Boooo, peaceful solutions make boring history.
I would have told Douglas Haig to listen to Churchill and the French. He deployed the first version of a tank onto the battlefield before he had enough to make a significant impact. A large offensive with the use of tanks could have broken the stalemate along large chunks of the line, possibly ending the war sooner.
For the Germans, I would say the same about their use of mustard gas. Should have stockpiled and used it all in one go.
Still would have been the best outcome for Ger. They would probably have gained territory instead of losing so much.
I seem to remember tanks where of little use versus heavily entrenched terrain. Especially since many frontlines where rivercrossings.
WW1 tanks were terrible, and they got stuck all the time and broke down. But it was way better to have them than not have them, because they got through barbed wire and gave a small piece of cover for infantry. Tanks were partially responsible for some of our biggest gains in the war along certain parts of the front, not that it mattered much in the end. I would rather be sent into no man's land than try to get one of those things across a river.
The Lenin thing is great, but it also backfired in a big way. Communism started to spread to German soldiers on the eastern front while all the Lenin stuff was going on in Russia.

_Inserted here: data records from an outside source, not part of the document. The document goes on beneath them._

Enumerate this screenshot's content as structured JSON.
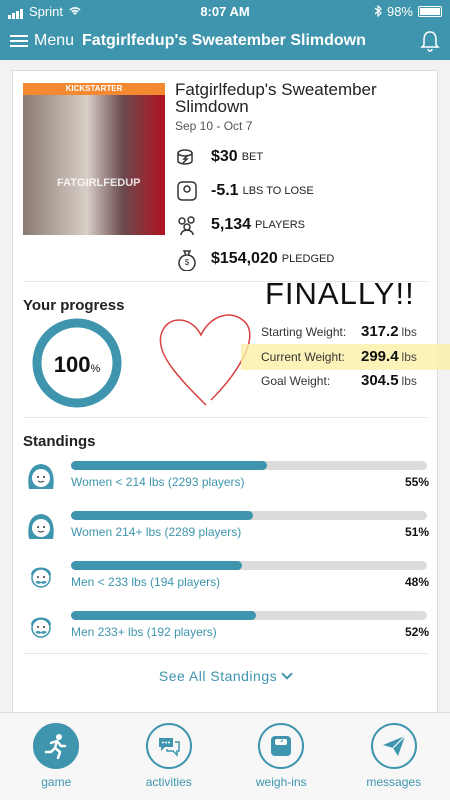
{
  "status_bar": {
    "carrier": "Sprint",
    "time": "8:07 AM",
    "battery": "98%"
  },
  "nav": {
    "menu_label": "Menu",
    "title": "Fatgirlfedup's Sweatember Slimdown"
  },
  "game": {
    "image_badge": "KICKSTARTER",
    "image_watermark": "FATGIRLFEDUP",
    "title": "Fatgirlfedup's Sweatember Slimdown",
    "dates": "Sep 10 - Oct 7",
    "bet": {
      "value": "$30",
      "unit": "BET",
      "icon": "coins-icon"
    },
    "to_lose": {
      "value": "-5.1",
      "unit": "LBS TO LOSE",
      "icon": "scale-icon"
    },
    "players": {
      "value": "5,134",
      "unit": "PLAYERS",
      "icon": "players-icon"
    },
    "pledged": {
      "value": "$154,020",
      "unit": "PLEDGED",
      "icon": "money-bag-icon"
    }
  },
  "progress": {
    "title": "Your progress",
    "percent_value": 100,
    "percent_number": "100",
    "percent_sign": "%",
    "annotation": "FINALLY!!",
    "starting_label": "Starting Weight:",
    "starting_value": "317.2",
    "starting_unit": "lbs",
    "current_label": "Current Weight:",
    "current_value": "299.4",
    "current_unit": "lbs",
    "goal_label": "Goal Weight:",
    "goal_value": "304.5",
    "goal_unit": "lbs"
  },
  "standings": {
    "title": "Standings",
    "items": [
      {
        "label": "Women < 214 lbs (2293 players)",
        "percent": "55%",
        "fill": 0.55,
        "avatar": "woman-avatar-icon"
      },
      {
        "label": "Women 214+ lbs (2289 players)",
        "percent": "51%",
        "fill": 0.51,
        "avatar": "woman-avatar-icon"
      },
      {
        "label": "Men < 233 lbs (194 players)",
        "percent": "48%",
        "fill": 0.48,
        "avatar": "man-avatar-icon"
      },
      {
        "label": "Men 233+ lbs (192 players)",
        "percent": "52%",
        "fill": 0.52,
        "avatar": "man-avatar-icon"
      }
    ],
    "see_all": "See All Standings"
  },
  "tabs": [
    {
      "label": "game",
      "icon": "runner-icon",
      "active": true
    },
    {
      "label": "activities",
      "icon": "chat-bubbles-icon",
      "active": false
    },
    {
      "label": "weigh-ins",
      "icon": "scale-icon",
      "active": false
    },
    {
      "label": "messages",
      "icon": "paper-plane-icon",
      "active": false
    }
  ],
  "colors": {
    "brand": "#3e95ad",
    "highlight": "#fbf0a8",
    "annotation": "#d94040"
  }
}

When the Russians left the war, those soldiers were reassigned to the western front and it spread there too, which caused a big dip morale and the willingness to keep on fighting.
I would tell German Chancellor Theobald von Bethmann-Hollweg, Paul von Hindenburg and Erich Ludendorff to listen to General Erich von Falkenhayn on 18 November 1914. When he proposed to pursue a diplomatic solution, after seeing the effects of the first battle of Ypres.